The water shortage that has left tens of thousands of households in Sihanoukville without running water for the past week occurred after provincial officials decided to limit power to a water pumping facility operated by the tourist town’s privately-owned distributor, a manager at the water company said Monday.
Faced with widespread blackouts stemming from the country’s patchy power grid, officials at the state-owned Electricite du Cambodge (EdC) decided earlier this month to cut power to a pumping station operated by Anco Water Supply Co. Ltd. at the Kbal Chhay waterfall and redirect that power to households and businesses in Sihanoukville, said Ngy Sun, the manager of Anco Water Supply.
In doing so, the pumping of water from Kbal Chhay stopped, and Prek Tup Lake—a state-owned reservoir that can hold up to half a million cubic meters of water during the rainy season—quickly dried up due to high demand, Mr. Sun said.
“The water in Prek Tup [Lake] started drying up quickly when Kbal Chhay [waterfall] could not supply sufficient water because it didn’t receive enough electricity,” Mr. Sun said.
In a notice sent to customers on March 20, the provincial department of the Ministry of Industry, Mines and Energy (MIME), which oversees the water supply authority in Sihanoukville, made an urgent appeal for people to dig their own wells because the Prek Tup Lake was almost completely dry.
Chea Soputhy, provincial director of EdC, confirmed Monday that power had been cut to Anco’s water pumping facilities at the Kbal Chhay waterfall. However, when pressed on whether the decision to cut power had contributed to the current water shortage in Sihanoukville, Mr. Soputhy declined to comment.
While some power has been restored to Kbal Chhay, Mr. Soputhy said that provincial officials have requested that Anco Water Supply use its own diesel generator to ensure that water is pumped the 16 km to the residents of Sihanoukville.
“I requested the company to use their generator to save power for people in the city,” Mr. Soputhy said, adding that EdC had no immediate plans to increase the amount of electricity to Anco’s facilities at Kbal Chhay so that water can be pumped to Sihanoukville.
“The company makes a business, so they should pay for their own generator,” he said.
But Mr. Sun at Anco Water Supply said that the 110,000 kilowatts per month that EdC is now supplying to their facility at Kbal Chhay waterfall is not enough to operate water pumps. The company also needs to reduce costs on fuel and will, therefore, not operate its own generators to pump water to Sihanoukville, he said.
The reason for the current water shortage was EdC’s decision to limit the energy supply to the Kbal Chhay waterfall, Mr. Sun said.
“We want provincial EdC to provide sufficient power for [Anco] to supply users [with water],” he added.
Anco Brothers Co. Ltd., the parent company of Anco Water Supply, is owned by well-known businessman and CPP Senator Kok An.
Anco Brothers has the rights to import Evian mineral water and Budweiser beer into Cambodia. It also has a transmission line from Thailand to Kandal province and a 45-megawatt power plant outside Phnom Penh, according to the company’s website.

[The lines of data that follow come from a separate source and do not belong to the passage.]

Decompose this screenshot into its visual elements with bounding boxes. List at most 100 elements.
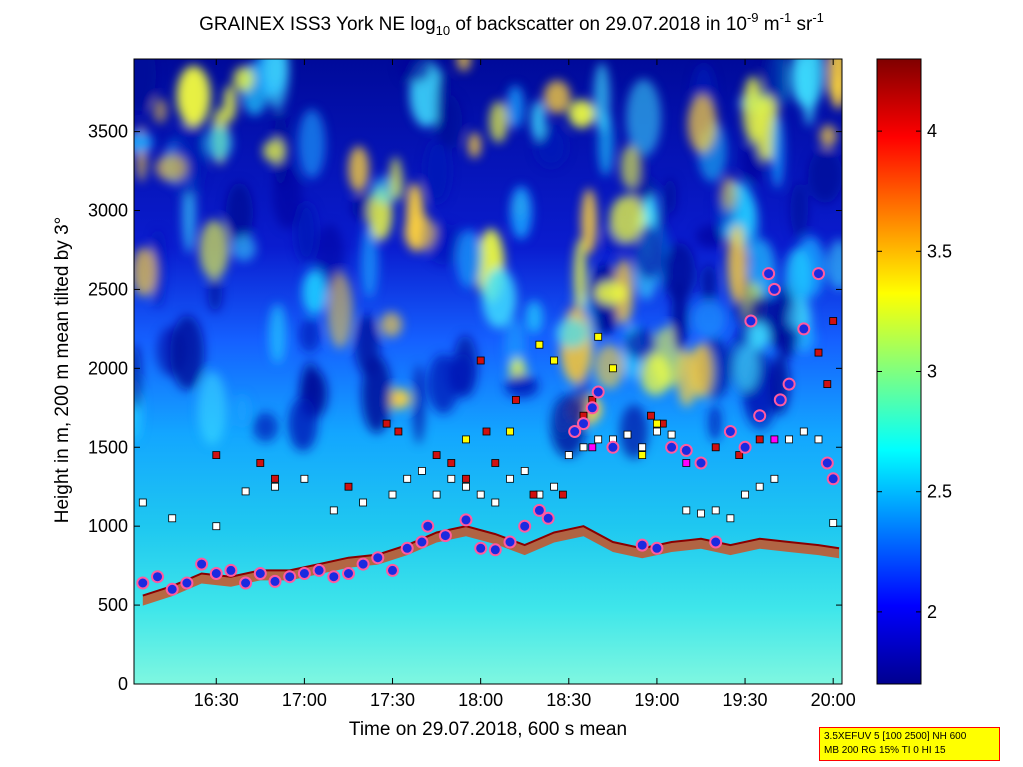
aerosol-layer-marker: [520, 466, 529, 475]
heatmap-cell: [640, 354, 671, 396]
heatmap-cell: [152, 98, 168, 124]
heatmap-cell: [151, 230, 164, 308]
gradient-marker: [491, 459, 500, 467]
aux-marker: [462, 435, 470, 444]
gradient-marker: [256, 459, 265, 467]
cloud-marker: [770, 435, 779, 444]
aerosol-layer-marker: [564, 451, 573, 460]
layer-top-marker: [268, 574, 282, 588]
layer-top-marker: [812, 267, 825, 281]
aerosol-layer-marker: [623, 430, 632, 439]
x-axis-label: Time on 29.07.2018, 600 s mean: [349, 719, 627, 740]
heatmap-cell: [530, 100, 546, 141]
gradient-marker: [559, 490, 567, 499]
heatmap-cell: [298, 109, 326, 179]
heatmap-cell: [550, 394, 586, 458]
heatmap-cell: [626, 79, 661, 157]
layer-top-marker: [421, 519, 435, 533]
heatmap-cell: [456, 229, 483, 288]
layer-top-marker: [342, 567, 355, 580]
heatmap-cell: [231, 235, 257, 262]
heatmap-cell: [634, 224, 663, 281]
heatmap-cell: [742, 76, 764, 143]
y-tick-label: 1000: [88, 516, 128, 536]
heatmap-cell: [361, 355, 392, 434]
layer-top-marker: [400, 541, 414, 555]
heatmap-cell: [790, 182, 809, 238]
layer-top-marker: [312, 563, 326, 577]
heatmap-cell: [791, 59, 824, 109]
title-subscript: 10: [435, 23, 451, 38]
gradient-marker: [476, 356, 485, 365]
heatmap-cell: [134, 247, 157, 297]
layer-top-marker: [386, 563, 399, 577]
heatmap-cell: [767, 325, 800, 350]
y-tick-label: 0: [118, 674, 128, 694]
aerosol-layer-marker: [359, 498, 368, 507]
aerosol-layer-marker: [829, 519, 838, 527]
aerosol-layer-marker: [491, 498, 500, 507]
heatmap-cell: [827, 239, 842, 290]
colorbar-tick-label: 3: [927, 362, 937, 382]
heatmap-cell: [594, 281, 628, 305]
title-superscript-2: -1: [779, 10, 792, 25]
heatmap-cell: [819, 124, 837, 148]
layer-top-marker: [438, 529, 452, 543]
heatmap-cell: [482, 267, 517, 329]
heatmap-cell: [386, 388, 411, 409]
layer-top-marker: [635, 538, 649, 552]
heatmap-cell: [234, 394, 250, 428]
gradient-marker: [271, 474, 279, 483]
heatmap-cell: [223, 85, 237, 122]
heatmap-cell: [360, 223, 379, 299]
heatmap-cell: [389, 156, 402, 201]
heatmap-cell: [525, 300, 543, 334]
heatmap-cell: [302, 269, 327, 315]
gradient-marker: [735, 451, 744, 460]
gradient-marker: [432, 451, 441, 460]
y-tick-label: 500: [98, 595, 128, 615]
aerosol-layer-marker: [814, 435, 823, 444]
layer-top-marker: [195, 557, 209, 571]
colorbar-tick-label: 2.5: [927, 482, 952, 502]
layer-top-marker: [694, 456, 708, 470]
gradient-marker: [814, 348, 823, 357]
heatmap-cell: [134, 131, 153, 154]
heatmap-cell: [690, 343, 713, 398]
aux-marker: [535, 340, 544, 349]
heatmap-cell: [264, 59, 289, 111]
y-axis-label: Height in m, 200 m mean tilted by 3°: [52, 217, 73, 523]
title-superscript-1: -9: [746, 10, 759, 25]
layer-top-marker: [541, 511, 555, 525]
layer-top-marker: [585, 401, 599, 415]
title-superscript-3: -1: [812, 10, 824, 25]
heatmap-cell: [225, 182, 254, 244]
heatmap-cell: [468, 132, 481, 158]
layer-top-marker: [820, 456, 834, 470]
layer-top-marker: [723, 425, 737, 438]
gradient-marker: [482, 427, 491, 436]
gradient-marker: [462, 474, 470, 483]
heatmap-cell: [663, 242, 696, 303]
colorbar: [876, 58, 922, 685]
y-tick-label: 2500: [88, 279, 128, 299]
layer-top-marker: [356, 557, 370, 571]
heatmap-cell: [701, 263, 717, 304]
gradient-marker: [344, 482, 353, 491]
x-tick-label: 19:00: [634, 690, 679, 710]
heatmap-cell: [741, 139, 764, 184]
aerosol-layer-marker: [447, 474, 456, 483]
aerosol-layer-marker: [799, 427, 808, 436]
layer-top-marker: [591, 385, 605, 399]
aerosol-layer-marker: [755, 482, 764, 491]
heatmap-cell: [581, 188, 598, 255]
heatmap-cell: [742, 198, 759, 257]
gradient-marker: [447, 459, 456, 467]
layer-top-marker: [782, 377, 796, 391]
heatmap-cell: [327, 272, 353, 349]
gradient-marker: [829, 317, 838, 325]
layer-top-marker: [577, 417, 590, 431]
heatmap-cell: [504, 319, 526, 370]
heatmap-cell: [436, 71, 449, 146]
aerosol-layer-marker: [579, 443, 588, 452]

Anco signed a contract with the Preah Sihanouk provincial government in 2008 to operate a tourist park and pumping station at the Kbal Chhay waterfall, according to Prak Chanroeun, the director of MIME.
Currently, Anco sells water to the provincial government for 1,000 riel, or about $0.25 per cubic meter. The provincial department of MIME then resells that water on to users for between 1,500 and 2,000 riel, according to Mr. Chanroeun, who declined to say how much revenue the resale of water brings into provincial coffers.

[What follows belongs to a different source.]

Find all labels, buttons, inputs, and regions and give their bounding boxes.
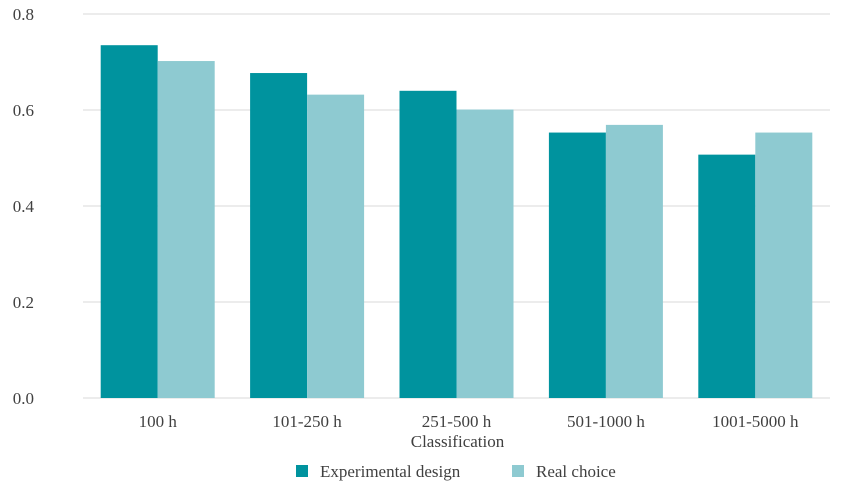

“We use this revenue to pay a tax to the Ministry of Economy and Finance and also for provincial hall,” he said, declining to elaborate on how much, and where those funds were being spent.
Mr. Sun said that Anco has agreed to build two additional water pipe networks between Sihanoukville and Kbal Chhay in order to increase the amount of water it can supply the city with during the dry season.
Neither Mr. Chanroeun nor Mr. Soputhy at EdC, however, could explain how new pipelines, which are set to be finished by Friday, would solve the festering issue of there not being enough electricity to pump water to the city.
“We are focusing on the water supply issue, why are you asking me about other problems?” said Mr. Chanroeun when asked how he planned to deal with the power shortage that is preventing Anco from supplying enough water to the province’s capital city.
Without water, the residents of Sihanoukville have resorted to alternate—and much more expensive ways—to get clean water into their homes, according to Khuon Sarun, chief of Lek 4 Commune, where four businesses burned down on Sunday because fire hydrants in the area had gone dry.
“My family has been transporting water from a well 2 km outside the city by motorbike, and other families have been doing the same,” she said, adding that the 24,000 residents of her commune were without running water, and that the problem has spread throughout the city in the past week.
Provincial tourism police chief Man Tou said that about 60 percent of people living in Sihanoukville City have been affected by the water shortage.